72642,place,20,0.00000
14781,appears,20,0.00000
14780,appearing,20,0.00000
14888,approach,20,0.00000



### 🗣 Talking Point IDF:
> In this step, we calculated the Inverse Document Frequency (IDF) for each term in the corpus. The IDF metric helps us identify rare or unique terms that appear in fewer documents — giving them more importance during TF-IDF computation. As shown in the table, many terms like '00', '001', and others have an IDF value of approximately 1.30, which suggests they appear in only one document out of the entire set. However, we also noticed some noisy or non-English tokens like ῥοιζηδὸν or purely numeric tokens, which indicates a need for better token filtering or preprocessing to ensure cleaner term relevance.


### 🔹 TF-IDF Weighting

**TF-IDF (Term Frequency–Inverse Document Frequency)** scores each term $t$ in document $d$ based on how frequent and how rare it is:

$$
w_{t,d} = \left(1 + \log_{10}(f_{t,d})\right) \times \log_{10} \left( \frac{N}{df_t} \right)
$$

Where:
- $f_{t,d}$ is the raw count of term $t$ in document $d$
- $df_t$ is the number of documents that contain term $t$
- $N$ is the total number of documents in the corpus

---

#### ✅ Why Use It?

- TF-IDF balances **term importance within a document** (TF) against **term commonality across all documents** (IDF).
- It **boosts rare, relevant words** while **suppressing frequent, generic words**.
- TF-IDF is foundational in:
  - Information Retrieval (search engines)
  - Document similarity
  - Feature engineering for classification or clustering

---

In [12]:
import pandas as pd
import numpy as np
from sklearn.feature_extraction.text import CountVectorizer
 
# Load documents
documents = load_documents('sample_docs/')
N = len(documents)
doc_ids = [f"Doc{i+1}" for i in range(N)]
 
# Key phrases to track
target_phrases = ["crime",  "and", "punishment", "this", "ebook"]
 
# Vectorizer with up to trigrams (to capture phrases)
vectorizer = CountVectorizer(ngram_range=(1, 3))
X = vectorizer.fit_transform(documents)
terms = vectorizer.get_feature_names_out()
X_array = X.toarray()
 
# Document Frequencies and IDF
df = (X_array > 0).sum(axis=0)
idf = np.log10(N / df)
 
# Log-weighted TF
tf_log = 1 + np.where(X_array > 0, np.log10(X_array), 0)
 
# TF-IDF calculation
tfidf = tf_log * idf
 
# Full matrix
tfidf_df = pd.DataFrame(tfidf, columns=terms, index=doc_ids)
 
# Filter only selected phrases that exist
filtered_phrases = [phrase for phrase in target_phrases if phrase in tfidf_df.columns]
filtered_tfidf = tfidf_df[filtered_phrases]
 
# Output
print(" Manual TF-IDF Matrix for Selected Phrases:")
display(filtered_tfidf.round(3))
 

  tf_log = 1 + np.where(X_array > 0, np.log10(X_array), 0)

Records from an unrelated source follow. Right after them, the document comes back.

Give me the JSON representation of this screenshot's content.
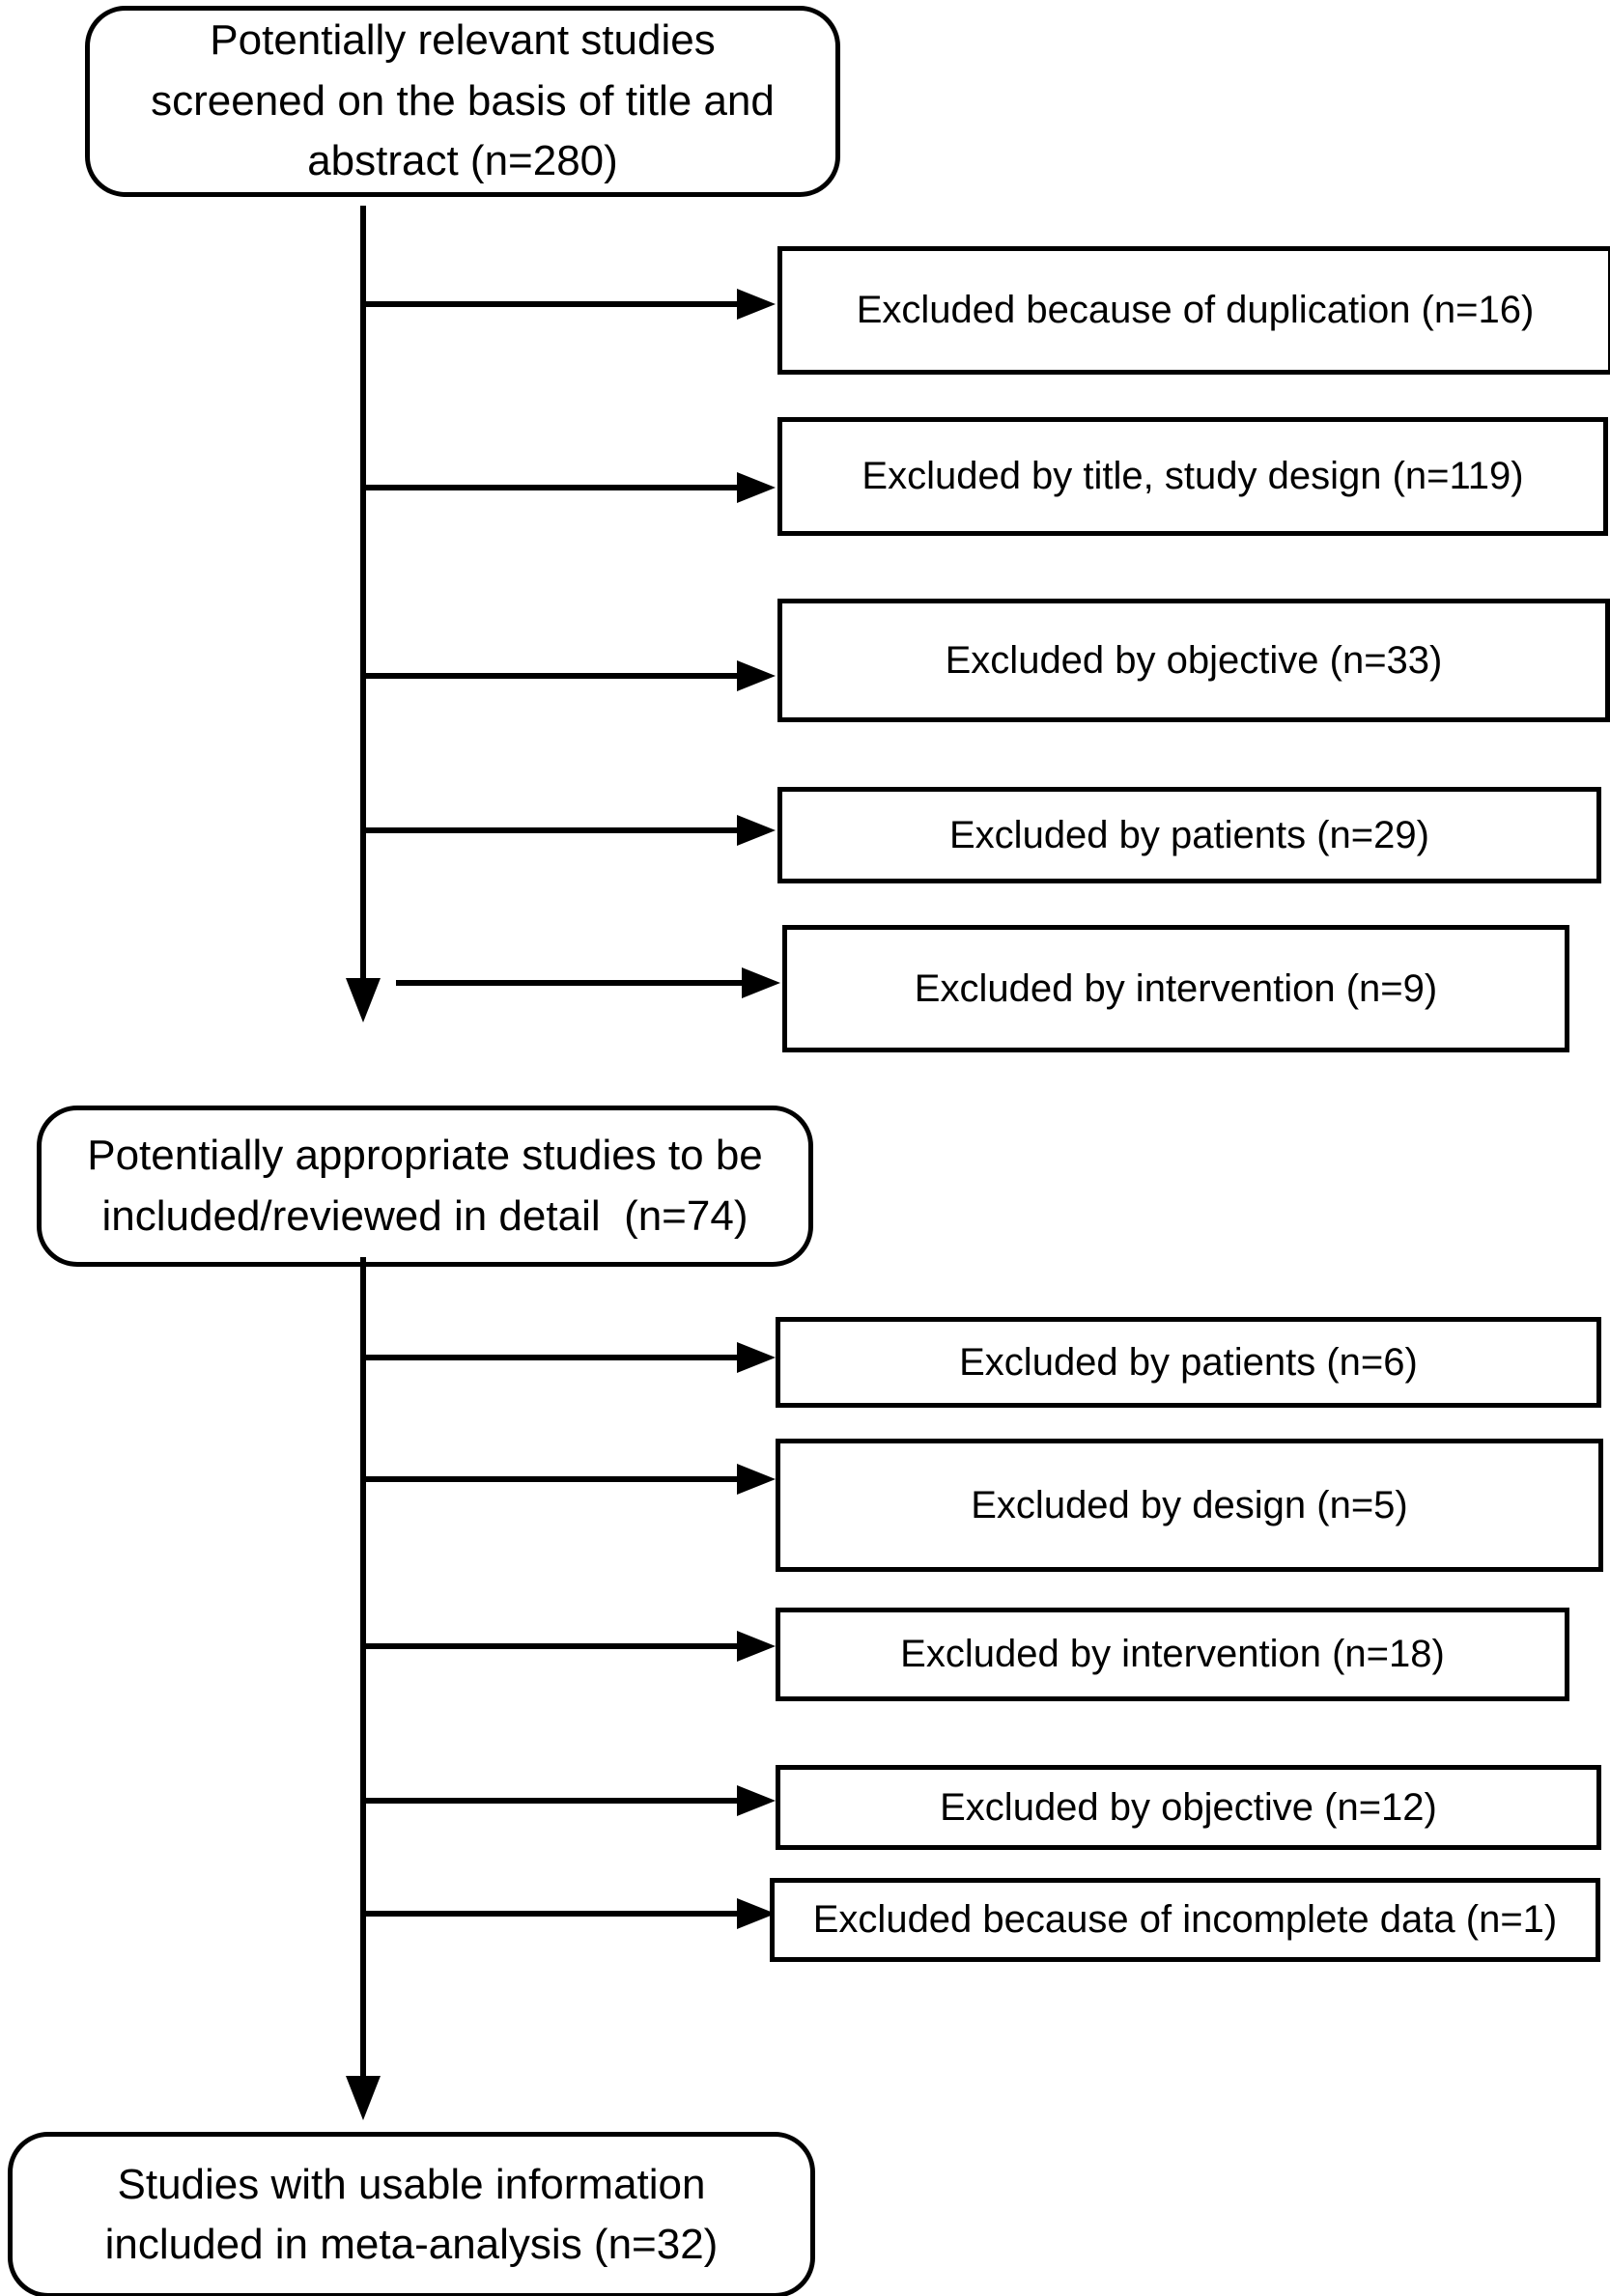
{
  "figure": {
    "type": "study-selection-flow-diagram",
    "background_color": "#ffffff",
    "stroke_color": "#000000",
    "stages": [
      {
        "id": "screened",
        "n": 280,
        "lines": [
          "Potentially relevant studies",
          "screened on the basis of title and",
          "abstract (n=280)"
        ]
      },
      {
        "id": "reviewed",
        "n": 74,
        "lines": [
          "Potentially appropriate studies to be",
          "included/reviewed in detail  (n=74)"
        ]
      },
      {
        "id": "included",
        "n": 32,
        "lines": [
          "Studies with usable information",
          "included in meta-analysis (n=32)"
        ]
      }
    ],
    "exclusions_round1": [
      {
        "label": "Excluded because of duplication (n=16)",
        "n": 16
      },
      {
        "label": "Excluded by title, study design (n=119)",
        "n": 119
      },
      {
        "label": "Excluded by objective (n=33)",
        "n": 33
      },
      {
        "label": "Excluded by patients (n=29)",
        "n": 29
      },
      {
        "label": "Excluded by intervention (n=9)",
        "n": 9
      }
    ],
    "exclusions_round2": [
      {
        "label": "Excluded by patients (n=6)",
        "n": 6
      },
      {
        "label": "Excluded by design (n=5)",
        "n": 5
      },
      {
        "label": "Excluded by intervention (n=18)",
        "n": 18
      },
      {
        "label": "Excluded by objective (n=12)",
        "n": 12
      },
      {
        "label": "Excluded because of incomplete data (n=1)",
        "n": 1
      }
    ]
  }
}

 Manual TF-IDF Matrix for Selected Phrases:


Unnamed: 0,crime,and,punishment,this,ebook
Doc1,0.445,0.0,0.318,0.0,0.0
Doc2,0.301,0.0,0.187,0.0,0.0
Doc3,0.301,0.0,0.276,0.0,0.0
Doc4,0.825,0.0,0.356,0.0,0.0
Doc5,0.301,0.0,0.187,0.0,0.0
Doc6,0.301,0.0,0.243,0.0,0.0
Doc7,0.392,0.0,0.243,0.0,0.0
Doc8,0.392,0.0,0.276,0.0,0.0
Doc9,0.392,0.0,0.187,0.0,0.0
Doc10,0.301,0.0,0.187,0.0,0.0



### 🗣 Talking Point TD-IDF:
> In this step, we computed the manual TF-IDF weights for selected key terms like 'crime', 'punishment', 'this', and 'ebook' across our document set. As seen in the output, the term 'crime' appears frequently and with higher weight in multiple documents, while 'punishment' and 'ebook' show zero TF-IDF—indicating that either these terms are absent or not frequent enough to impact weighting. This insight helps us identify which documents are most contextually relevant to specific themes like crime and punishment.